Delight in these Rhubarb Cream Cheese Puff Pastries, a perfect blend of tart rhubarb and smooth cream cheese wrapped in flaky puff pastry. Ideal for a spring breakfast or a sweet dessert, these pastries offer a luscious, fruity flavor balanced with a hint of vanilla and a crisp baked finish.


Ingredients

Scale

Rhubarb Filling

  • 1 cup fresh or frozen rhubarb, chopped
  • 2 tablespoons granulated sugar
  • 1 tablespoon lemon juice

Cream Cheese Mixture

  • 4 ounces cream cheese, softened
  • 2 tablespoons powdered sugar
  • ½ teaspoon vanilla extract

Puff Pastry

  • 1 sheet frozen puff pastry, thawed
  • 1 egg, beaten (for egg wash)
  • Optional: coarse sugar for sprinkling
  • Optional: powdered sugar for dusting


Instructions

  1. Prepare Oven and Baking Sheet: Preheat your oven to 400°F (205°C) and line a baking sheet with parchment paper to prevent sticking and allow easy cleanup.
  2. Cook Rhubarb Mixture: In a small saucepan, combine the chopped rhubarb, granulated sugar, and lemon juice.

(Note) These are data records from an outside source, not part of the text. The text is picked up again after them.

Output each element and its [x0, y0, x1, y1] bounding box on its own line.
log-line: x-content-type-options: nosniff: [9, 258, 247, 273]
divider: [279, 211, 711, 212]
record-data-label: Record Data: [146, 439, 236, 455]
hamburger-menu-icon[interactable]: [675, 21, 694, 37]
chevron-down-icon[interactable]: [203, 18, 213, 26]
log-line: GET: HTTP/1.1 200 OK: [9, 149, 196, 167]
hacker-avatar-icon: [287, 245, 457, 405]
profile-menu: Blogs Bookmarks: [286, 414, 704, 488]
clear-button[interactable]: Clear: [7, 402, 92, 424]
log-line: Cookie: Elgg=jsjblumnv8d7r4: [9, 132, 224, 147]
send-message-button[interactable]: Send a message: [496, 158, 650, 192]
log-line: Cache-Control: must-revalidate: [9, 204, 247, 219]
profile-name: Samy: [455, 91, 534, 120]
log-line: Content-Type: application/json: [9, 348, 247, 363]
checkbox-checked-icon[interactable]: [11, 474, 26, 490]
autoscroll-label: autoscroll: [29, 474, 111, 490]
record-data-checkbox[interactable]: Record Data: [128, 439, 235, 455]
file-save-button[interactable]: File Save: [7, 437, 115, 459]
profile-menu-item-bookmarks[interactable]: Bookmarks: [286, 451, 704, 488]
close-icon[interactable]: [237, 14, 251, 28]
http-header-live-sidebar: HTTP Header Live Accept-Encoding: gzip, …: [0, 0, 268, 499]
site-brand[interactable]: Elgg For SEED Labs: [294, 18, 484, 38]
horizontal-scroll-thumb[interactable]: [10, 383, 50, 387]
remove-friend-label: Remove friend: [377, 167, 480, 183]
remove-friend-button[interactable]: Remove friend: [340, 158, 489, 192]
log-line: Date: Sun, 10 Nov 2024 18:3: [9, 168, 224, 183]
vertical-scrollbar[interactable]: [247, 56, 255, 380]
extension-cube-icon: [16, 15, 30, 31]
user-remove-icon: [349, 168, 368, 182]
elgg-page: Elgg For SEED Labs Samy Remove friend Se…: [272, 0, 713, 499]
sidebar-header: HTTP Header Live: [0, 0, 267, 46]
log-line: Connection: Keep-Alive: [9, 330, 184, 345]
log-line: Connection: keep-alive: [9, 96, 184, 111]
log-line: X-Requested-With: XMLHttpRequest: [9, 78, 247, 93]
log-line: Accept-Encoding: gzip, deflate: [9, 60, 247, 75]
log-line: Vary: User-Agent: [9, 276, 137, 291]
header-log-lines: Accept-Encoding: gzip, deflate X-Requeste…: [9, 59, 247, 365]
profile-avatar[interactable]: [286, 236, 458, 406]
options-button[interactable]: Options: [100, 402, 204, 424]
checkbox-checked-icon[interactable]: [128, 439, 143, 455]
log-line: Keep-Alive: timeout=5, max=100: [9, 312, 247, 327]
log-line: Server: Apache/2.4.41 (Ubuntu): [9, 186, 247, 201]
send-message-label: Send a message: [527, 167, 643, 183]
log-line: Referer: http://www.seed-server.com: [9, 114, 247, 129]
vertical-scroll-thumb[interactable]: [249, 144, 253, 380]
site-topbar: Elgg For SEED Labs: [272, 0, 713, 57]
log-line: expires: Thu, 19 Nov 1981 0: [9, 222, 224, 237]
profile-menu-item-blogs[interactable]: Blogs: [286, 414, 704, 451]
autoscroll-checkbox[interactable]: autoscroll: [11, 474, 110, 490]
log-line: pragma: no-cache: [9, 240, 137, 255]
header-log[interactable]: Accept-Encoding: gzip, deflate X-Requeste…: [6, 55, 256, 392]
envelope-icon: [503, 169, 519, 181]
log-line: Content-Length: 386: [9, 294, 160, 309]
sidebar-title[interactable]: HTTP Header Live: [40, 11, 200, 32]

Cook over medium heat, stirring occasionally for 8 to 10 minutes until the rhubarb softens and the mixture thickens slightly. Remove from heat and let cool completely.
  3. Mix Cream Cheese Filling: In a small bowl, blend the softened cream cheese, powdered sugar, and vanilla extract until the mixture is smooth and creamy, ensuring no lumps.
  4. Prepare Puff Pastry: On a lightly floured surface, carefully unfold the thawed puff pastry sheet. Cut the sheet into 6 equal rectangles and place them evenly spaced on the prepared baking sheet.
  5. Assemble Pastries: Spoon about 1 tablespoon of the cream cheese mixture into the center of each pastry rectangle, leaving a small border around the edges. Then, top each with a spoonful of the cooled rhubarb mixture.
  6. Shape Pastries: Gently fold the edges inward slightly or crimp them with a fork to secure the filling inside. This step helps keep the filling stable while baking.
  7. Apply Egg Wash and Sugar: Brush the edges of each pastry with the beaten egg wash to achieve a golden color. Optionally, sprinkle coarse sugar over the edges for added crunch and sweetness.
  8. Bake the Pastries: Place the baking sheet in the preheated oven and bake for 15 to 18 minutes or until the pastries are puffed up and golden brown.
  9. Cool and Serve: Remove the pastries from the oven and allow them to cool slightly. Dust with powdered sugar before serving for an elegant finishing touch.

Notes

  • For a sweeter variation, mix a bit of strawberry or raspberry into the rhubarb filling to enhance natural sweetness and flavor.
  • These pastries are best enjoyed fresh the same day but can be stored in the refrigerator. Reheat gently in the oven before serving for the best texture.